Conselhos de Mato Grosso e Mato Grosso do Sul conseguem decisão favorável da Justiça; debate começou em 2013

Lígia Formenti, O Estado de S. Paulo

28 Julho 2014 | 21h03

BRASÍLIA - Os Conselhos Regionais de Medicina (CRMs) de Mato Grosso e Mato Grosso do Sul ganharam na Justiça o direito de ter o nome dos profissionais que fazem a tutoria e a supervisão dos intercambistas do Mais Médicos. Esses órgãos pediram ao ministério a relação dos profissionais, mas o pedido nunca foi atendido. O Conselho Federal de Medicina (CFM) afirma que outras regionais entraram com ações semelhantes. 

O presidente do CFM, Roberto d’Ávila, disse considerar essenciais essas informações para que regionais tenham condições de fazer a fiscalização das atividades. “Recebemos números gerais, mas é preciso saber onde estão os supervisores e tutores, até mesmo para averiguar se estão próximos dos intercambistas”, disse. 

A decisão de Mato Grosso do Sul foi concedida pelo juiz federal Pedro Pereira dos Santos, da 4.ª Vara de Campo Grande. Em Mato Grosso, a decisão foi dada pelo juiz Ilan Presser. “Acreditamos que essas duas medidas vão abrir caminhos para decisões semelhantes em outros Estados”, afirmou. 
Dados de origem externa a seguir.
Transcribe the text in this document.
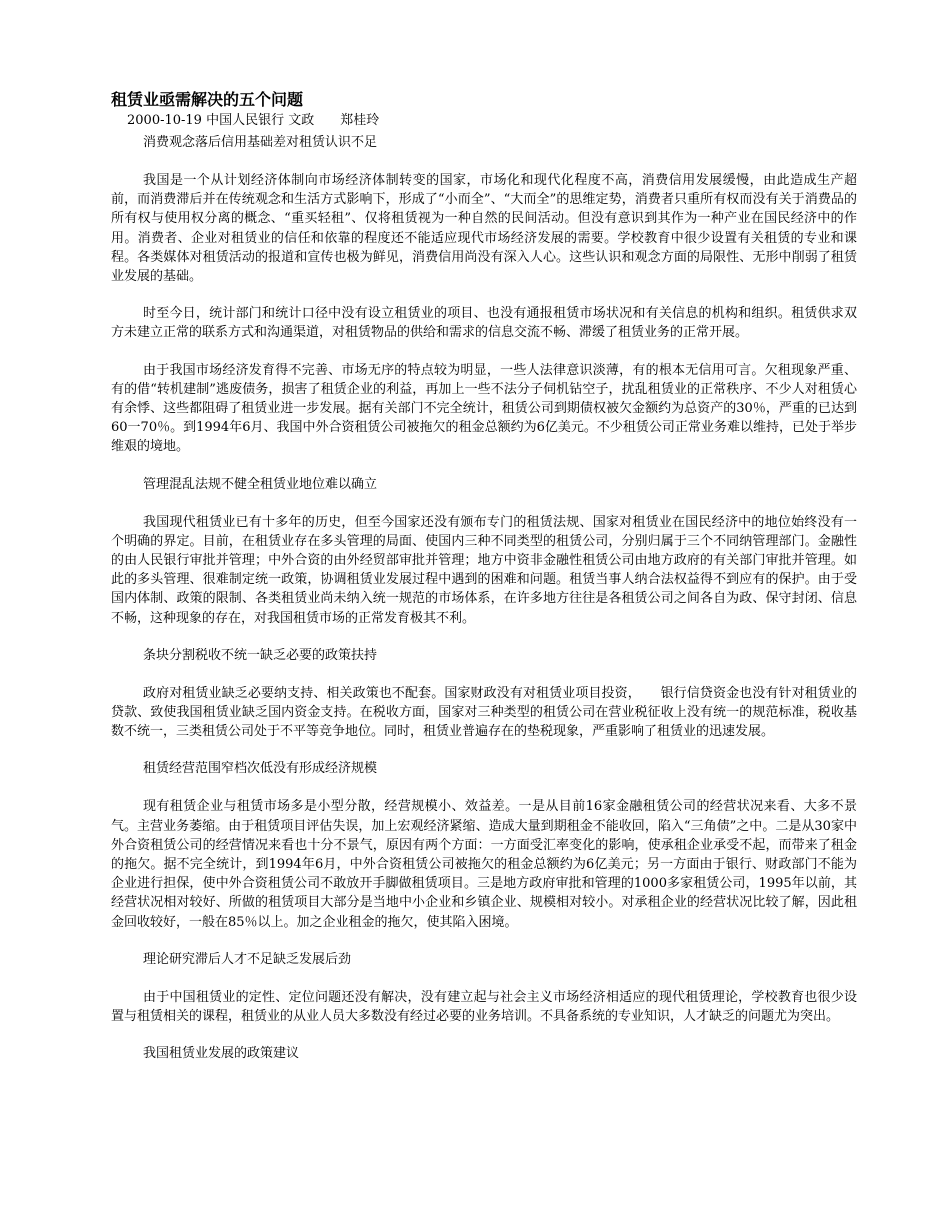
租赁业亟需解决的五个问题
2000-10-19 中国人民银行 文政　　郑桂玲
消费观念落后信用基础差对租赁认识不足

我国是一个从计划经济体制向市场经济体制转变的国家，市场化和现代化程度不高，消费信用发展缓慢，由此造成生产超前，而消费滞后并在传统观念和生活方式影响下，形成了“小而全”、“大而全”的思维定势，消费者只重所有权而没有关于消费品的所有权与使用权分离的概念、“重买轻租”、仅将租赁视为一种自然的民间活动。但没有意识到其作为一种产业在国民经济中的作用。消费者、企业对租赁业的信任和依靠的程度还不能适应现代市场经济发展的需要。学校教育中很少设置有关租赁的专业和课程。各类媒体对租赁活动的报道和宣传也极为鲜见，消费信用尚没有深入人心。这些认识和观念方面的局限性、无形中削弱了租赁业发展的基础。

时至今日，统计部门和统计口径中没有设立租赁业的项目、也没有通报租赁市场状况和有关信息的机构和组织。租赁供求双方未建立正常的联系方式和沟通渠道，对租赁物品的供给和需求的信息交流不畅、滞缓了租赁业务的正常开展。

由于我国市场经济发育得不完善、市场无序的特点较为明显，一些人法律意识淡薄，有的根本无信用可言。欠租现象严重、有的借“转机建制”逃废债务，损害了租赁企业的利益，再加上一些不法分子伺机钻空子，扰乱租赁业的正常秩序、不少人对租赁心有余悸、这些都阻碍了租赁业进一步发展。据有关部门不完全统计，租赁公司到期债权被欠金额约为总资产的30％，严重的已达到60一70％。到1994年6月、我国中外合资租赁公司被拖欠的租金总额约为6亿美元。不少租赁公司正常业务难以维持，已处于举步维艰的境地。

管理混乱法规不健全租赁业地位难以确立

我国现代租赁业已有十多年的历史，但至今国家还没有颁布专门的租赁法规、国家对租赁业在国民经济中的地位始终没有一个明确的界定。目前，在租赁业存在多头管理的局面、使国内三种不同类型的租赁公司，分别归属于三个不同纳管理部门。金融性的由人民银行审批并管理；中外合资的由外经贸部审批并管理；地方中资非金融性租赁公司由地方政府的有关部门审批并管理。如此的多头管理、很难制定统一政策，协调租赁业发展过程中遇到的困难和问题。租赁当事人纳合法权益得不到应有的保护。由于受国内体制、政策的限制、各类租赁业尚未纳入统一规范的市场体系，在许多地方往往是各租赁公司之间各自为政、保守封闭、信息不畅，这种现象的存在，对我国租赁市场的正常发育极其不利。

条块分割税收不统一缺乏必要的政策扶持

政府对租赁业缺乏必要纳支持、相关政策也不配套。国家财政没有对租赁业项目投资，　　银行信贷资金也没有针对租赁业的贷款、致使我国租赁业缺乏国内资金支持。在税收方面，国家对三种类型的租赁公司在营业税征收上没有统一的规范标准，税收基数不统一，三类租赁公司处于不平等竞争地位。同时，租赁业普遍存在的垫税现象，严重影响了租赁业的迅速发展。

租赁经营范围窄档次低没有形成经济规模

现有租赁企业与租赁市场多是小型分散，经营规模小、效益差。一是从目前16家金融租赁公司的经营状况来看、大多不景气。主营业务萎缩。由于租赁项目评估失误，加上宏观经济紧缩、造成大量到期租金不能收回，陷入“三角债”之中。二是从30家中外合资租赁公司的经营情况来看也十分不景气，原因有两个方面：一方面受汇率变化的影响，使承租企业承受不起，而带来了租金的拖欠。据不完全统计，到1994年6月，中外合资租赁公司被拖欠的租金总额约为6亿美元；另一方面由于银行、财政部门不能为企业进行担保，使中外合资租赁公司不敢放开手脚做租赁项目。三是地方政府审批和管理的1000多家租赁公司，1995年以前，其经营状况相对较好、所做的租赁项目大部分是当地中小企业和乡镇企业、规模相对较小。对承租企业的经营状况比较了解，因此租金回收较好，一般在85％以上。加之企业租金的拖欠，使其陷入困境。

理论研究滞后人才不足缺乏发展后劲

由于中国租赁业的定性、定位问题还没有解决，没有建立起与社会主义市场经济相适应的现代租赁理论，学校教育也很少设置与租赁相关的课程，租赁业的从业人员大多数没有经过必要的业务培训。不具备系统的专业知识，人才缺乏的问题尤为突出。

我国租赁业发展的政策建议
D’Ávila afirmou que, desde que o programa teve início, no ano passado, conselhos regionais pedem informações para o ministério. “A resposta, sempre padrão, era a de que a lei não obrigava a pasta a prestar tais esclarecimentos”, disse. “Sem tais informações, não podemos fazer a fiscalização adequada”, disse. 

D’Ávila afirmou que os dois Estados, a partir de agora, poderão empenhar-se em avaliar quantos tutores e supervisores trabalham diretamente com médicos do programa federal, como é feito o acompanhamento e, sobretudo, a formação dos profissionais. “O intercâmbio pressupõe aprendizado.”

Ele afirma que os conselhos não fazem fiscalizações de cursos voltados para médicos brasileiros. “Mas eles têm perfil diferente. São vinculados a universidades, a centros de ensino. Já existe um sistema formado de aprendizado. No caso de residências, completou, tal fiscalização não é necessária, porque são médicos já formados.”

Ação. No ano passado, a Advocacia-Geral da União (AGU) chegou a ingressar com uma representação na Procuradoria-Geral da República (PGR), solicitando investigação dos Conselhos Regionais de Medicina (CRMs). A justificativa era de que os órgãos atuavam para atrasar o programa Mais Médicos. O governo sustentava que os conselhos resistiam a conceder o registro para médicos do programa, exigindo nomes de tutores e supervisores.